At the beginning of August, the crypto market experienced intense fluctuations: Bitcoin weakened in the short term, altcoins generally corrected by 20%-30%, with daily liquidations exceeding 1.5 billion dollars. The main driving force behind this has been pointed to Trump. From the new tariff policy, the escalation of geopolitical friction, to the reversal of macro data and the Fed's inaction, the market is once again shrouded in FUD sentiment. Meanwhile, rumors of 'Trump secretly selling crypto assets' have also intensified market panic, triggering a new chain reaction. In this article, I present a judgment different from the mainstream by dissecting macro data and capital flows: the short-term pullback may be an opportunity for long-term positioning, and the real 'second wave bull market' may already be brewing.

Note that the views in this article have a clear stance and are not investment advice. Rationally reference the analysis content and make prudent decisions based on your own situation.

Market optimism has dissipated, and adjustments are quietly coming; Bitcoin has fallen back 9% from its historical high, and altcoins generally corrected by 20%-30%.

At the beginning of August, the market suddenly faced severe selling pressure, with daily liquidation exceeding 1.5 billion dollars. The core question is: is the incentive for this round of decline severe? How should we respond?

The core trigger point of this pullback lies in the latest developments of President Trump:

  • New tariff policy proposals;

  • Geopolitical uncertainty is escalating;

  • Macroeconomic data is fraught with contradictions.

First, focus on that exhausting 'new tariff proposal.' Over 66 countries have been listed as potential targets for tariff increases - the routine remains. Each time it feels like 'the old script is being replayed,' even giving a sense of 'manipulating the market.'

However, the US government clearly will not risk an economic recession just for these tariffs.
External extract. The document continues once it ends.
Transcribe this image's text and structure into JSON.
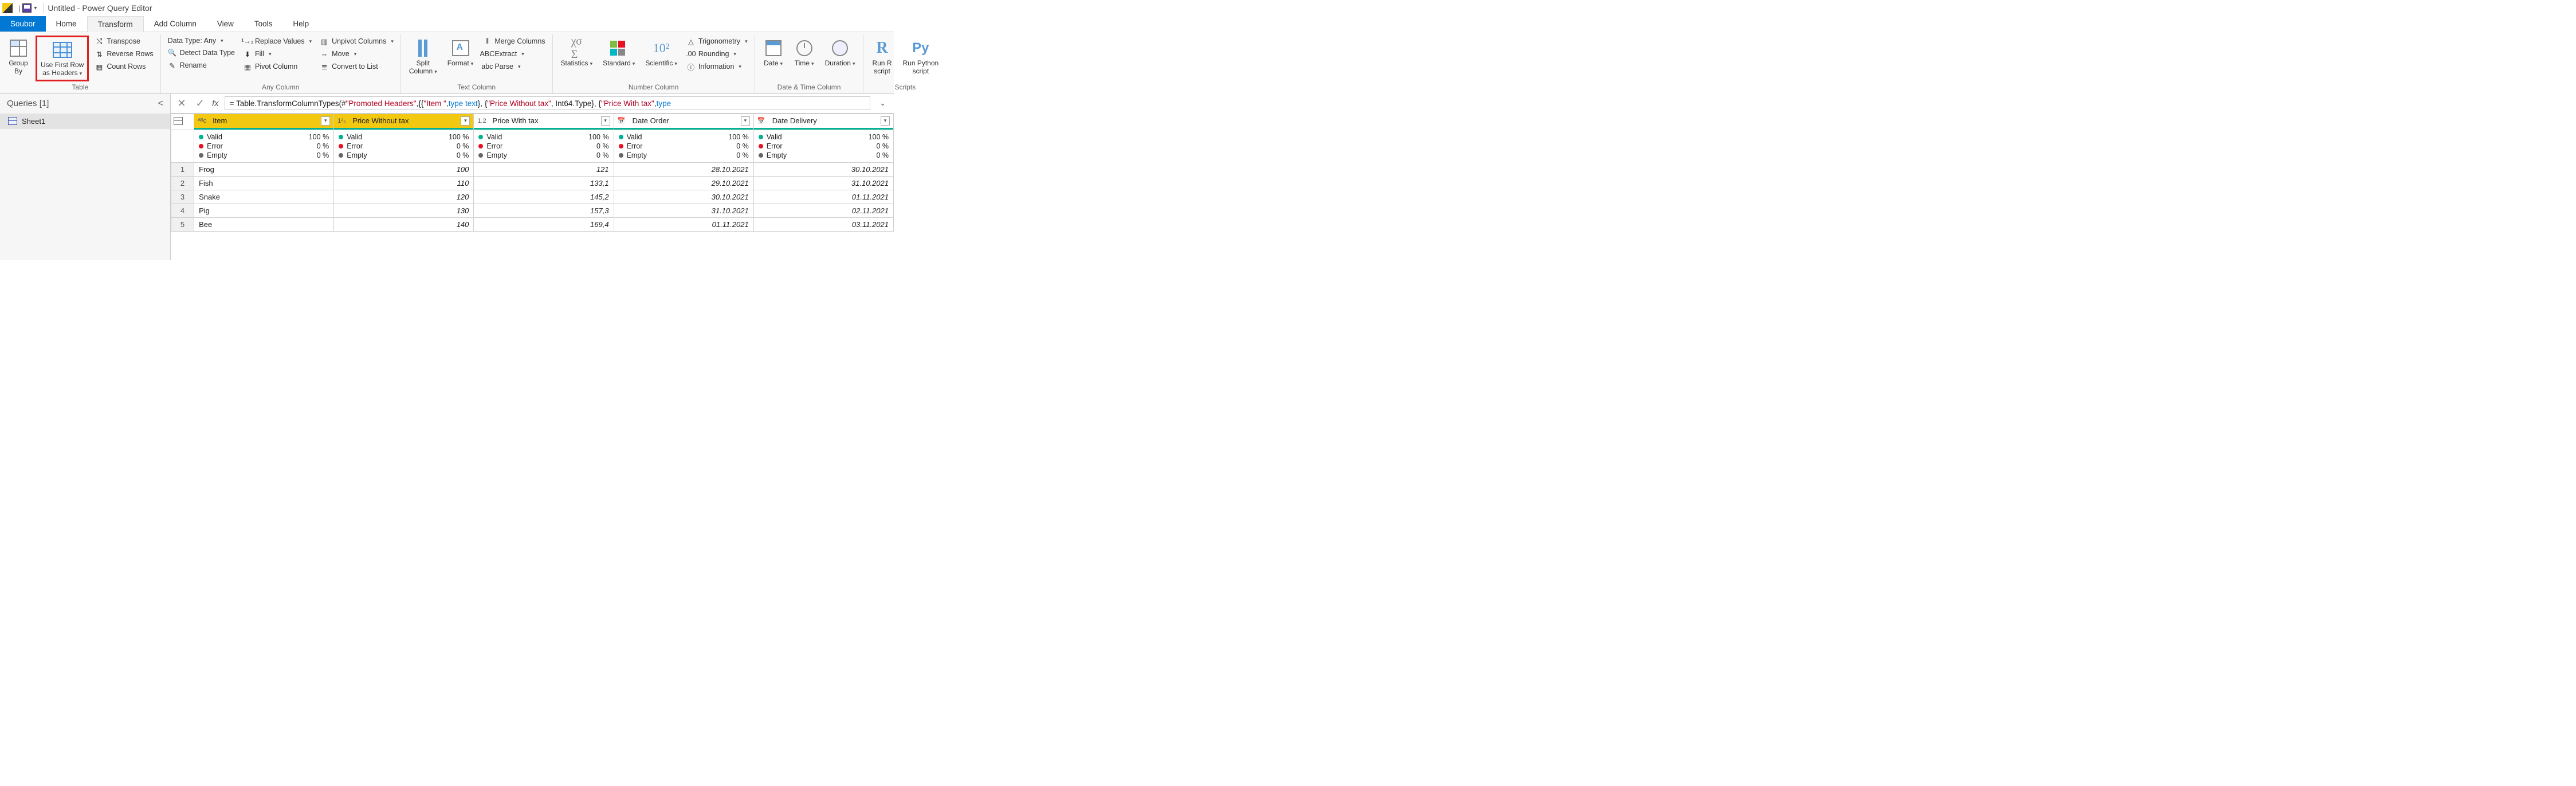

The market pullback triggered by such operations is not new to us. Retail investors often regard such news as major bad news and overreact.

Think back, how many times have similar tariff threats been announced? And how many times has the market reached a new high afterward?

Therefore, there is no need to worry too much about this; it has become a common topic.

In addition to tariffs, the recent surge in geopolitical risks has also heightened unease. The trigger was: the US announced the deployment of two nuclear submarines near Russia. Is this concerning? Indeed it is.

But upon calm reflection: does anyone really believe that there will be a nuclear war in 2025? This is more likely a 'pressure tactic' aimed at pushing the negotiation process.

However, what truly troubles American economic decision-makers (such as the Fed) is the chaotic macro data from the labor market.

The market's previous bet on the 'Federal Reserve policy shift' (interest rate cuts) has fallen through.

More critically, the non-farm payroll data (NFP) for May-June has been significantly revised down by nearly 10 times, severely shaking the market's confidence in the reliability of overall macro data.

Ultimately, multiple factors form a powerful 'combined punch':

  • Interest rates remain high;

  • Signs of economic cooling are increasingly apparent.

These factors combined have led to a significant shrinkage in institutional investor demand this week. Bitcoin spot ETFs have also recorded their first net outflow.

So, what is my judgment on the future market?

My current view is based on the recognition of the continuous accumulation of macro pressure. Currently, no major economy is able to create enough credit growth to support continuous GDP expansion.

The key support levels I have set are: Bitcoin at 110,000 dollars, Ethereum at 3,200 dollars.

I expect that by September, the Federal Reserve will have no choice but to start cutting interest rates to re-stimulate the market.

  • Inflation data has significantly retreated;

  • The job market is under pressure;

  • Powell seems intent on delaying the decision to cut interest rates.

As the time approaches, the market is expected to open up an upward trend again.

Historical patterns show that after every similar FUD (fear, uncertainty, doubt), the market tends to experience a strong rebound.

Referring to the correlation chart between M2 money supply and Bitcoin prices, the conclusion is clear: the market trend follows liquidity, and the overall global liquidity environment still tends to be loose.

Therefore, the current volatility is essentially still a global market game layered with FUD.

In this adjustment, I am focused on continuously accumulating three types of assets: BTC, SOL, and ETH.

I am particularly optimistic about the technical potential and fundamentals of ETH, and I have noticed the increasing interest from institutions. On August 3, a wallet related to Shraplink added 36 million dollars' worth of ETH, which serves as evidence.

In summary, the strategy is clear: view the current volatility as an opportunity to accumulate positions.

The market landscape is evolving, and such a low buying window is unlikely to last long. This is the moment to gradually build positions and accumulate chips, waiting for the opportunities in the market from October to December.